On December 8, 1913, a Fargo Forum story read, “The secrets of the terrible (Camorrista) clan, the black hand of Italy whose power is feared in every corner of the globe, may be bared at Bismarck...when Francesco Coccimigilio faces trial for the murder of Antoine Rigori.”

Actually, the reporter had his Italian groups mixed up. The Camorristas were from Naples and the Black Hand was part of the Mafia down in Sicily; the two groups were competitors. The Mafia segment got its name for drawings of threatening black hands they added to extortion letters.

Our Italians in Bismarck didn’t belong to either group, and the victim was not Antoine Rigori; it was Felice Yannazzo. It took many days for the press to drop its sensational speculation of vendettas, secret letters and assassination, and instead report the actual facts of the murder trial, which ended on this date in 1913.

The victim, the accused, and at least six other Italians were part of a Northern Pacific railroad crew working southeast of Bismarck that year. The Italians all came from the same town, Sambiase. Yannazzo joined the crew in July and appears to have been Coccimigilio’s cousin.

The crew was living in a railroad camp at Apple Creek Station, and their living quarters consisted of two adjoining boxcars outfitted with bunk beds. It was in one of these that Yannazzo met his death during the night of September 10th.

That day, the crew’s timekeeper, Percy Cardieux, and four of the Italians took a hand-railcar into Bismarck to pick up groceries and supplies. They also brought back two 10-gallon kegs of whiskey, and that night every man drank his share.

During the party, Yannazzo pulled out his guitar, and the Italians sang some of their native folk songs. The men had to work the next morning, and some decided to go to bed, but Yannazzo was having a good time and kept playing. Through an interpreter, witness Tony Delucci said Yannazzo was a bully who kept several knives on him, plus a dagger and two revolvers by his pillow. When Yannazzo continued partying, Coccimigilio yelled at his cousin to go to sleep, and the two got into an argument.

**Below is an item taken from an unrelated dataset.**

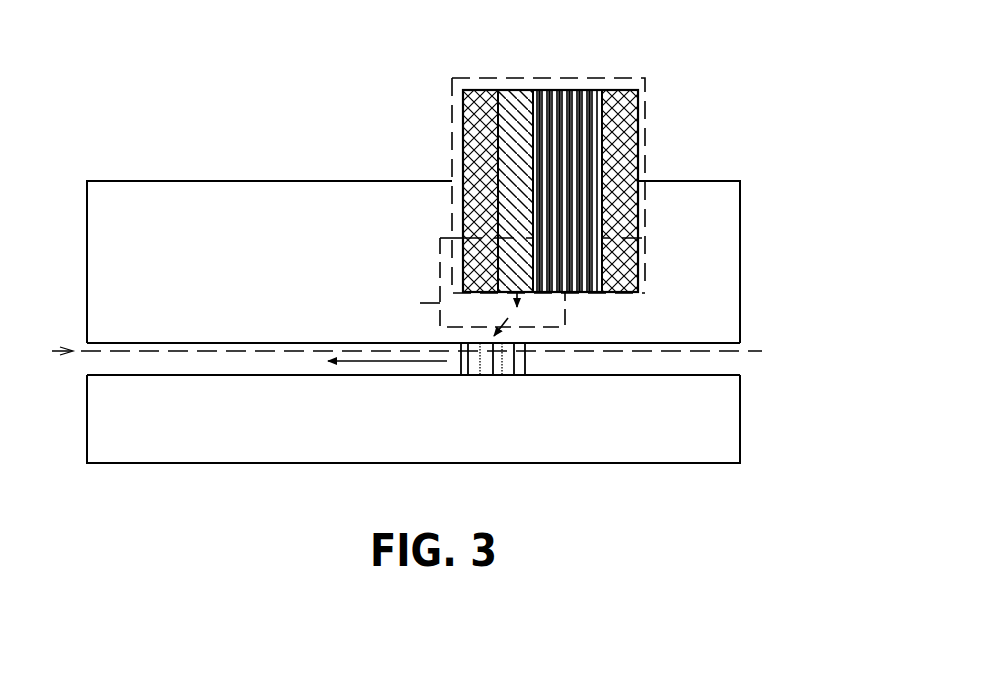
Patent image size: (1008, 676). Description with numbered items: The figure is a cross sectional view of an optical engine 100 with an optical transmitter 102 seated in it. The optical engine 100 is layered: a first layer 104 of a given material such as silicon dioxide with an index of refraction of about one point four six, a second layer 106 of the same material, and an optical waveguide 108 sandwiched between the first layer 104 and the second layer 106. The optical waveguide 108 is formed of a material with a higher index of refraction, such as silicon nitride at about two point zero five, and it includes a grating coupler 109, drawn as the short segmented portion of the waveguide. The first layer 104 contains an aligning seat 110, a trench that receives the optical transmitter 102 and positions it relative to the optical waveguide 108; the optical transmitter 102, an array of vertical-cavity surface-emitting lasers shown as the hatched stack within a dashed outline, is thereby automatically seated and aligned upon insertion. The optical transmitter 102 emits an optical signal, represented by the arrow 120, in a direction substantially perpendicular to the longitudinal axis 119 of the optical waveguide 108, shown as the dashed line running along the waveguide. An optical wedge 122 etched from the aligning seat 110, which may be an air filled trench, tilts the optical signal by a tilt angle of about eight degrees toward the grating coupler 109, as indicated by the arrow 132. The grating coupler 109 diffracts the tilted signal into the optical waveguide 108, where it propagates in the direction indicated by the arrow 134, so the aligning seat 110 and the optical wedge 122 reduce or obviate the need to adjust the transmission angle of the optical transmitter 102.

“It was difficult for (Mr. Delucci) to explain,” a news story read, “in his native the jury just how the murder occurred, and using States Attorney Berndt as a subject, he illustrated how Yannazzo had first attacked Coccimigilio and threw him to the floor of the car, and struck him several times while he was on top of Coccimigilio with his fists.”

Delucci also said Yannazzo threatened to kill Coccimigilio, who threw him off and stabbed him, killing him. What appeared to be a case of self-defense turned out to be a bit more complicated. Doctors stated Yannazzo’s body had thirteen deep stab wounds “about his trunk and head, any one of which might have caused his death.”

In the end, the jury found Coccimigilio guilty of 2nd degree murder. The 25-year-old appealed to Judge Nuessle for clemency, saying he had never been in trouble before and that he had served honorably in the Italian army. He was in America to support his wife and baby daughter back in Italy; they had no other relatives or means of support. The judge gave Coccimigilio 16 years and told him he might get out earlier for good behavior.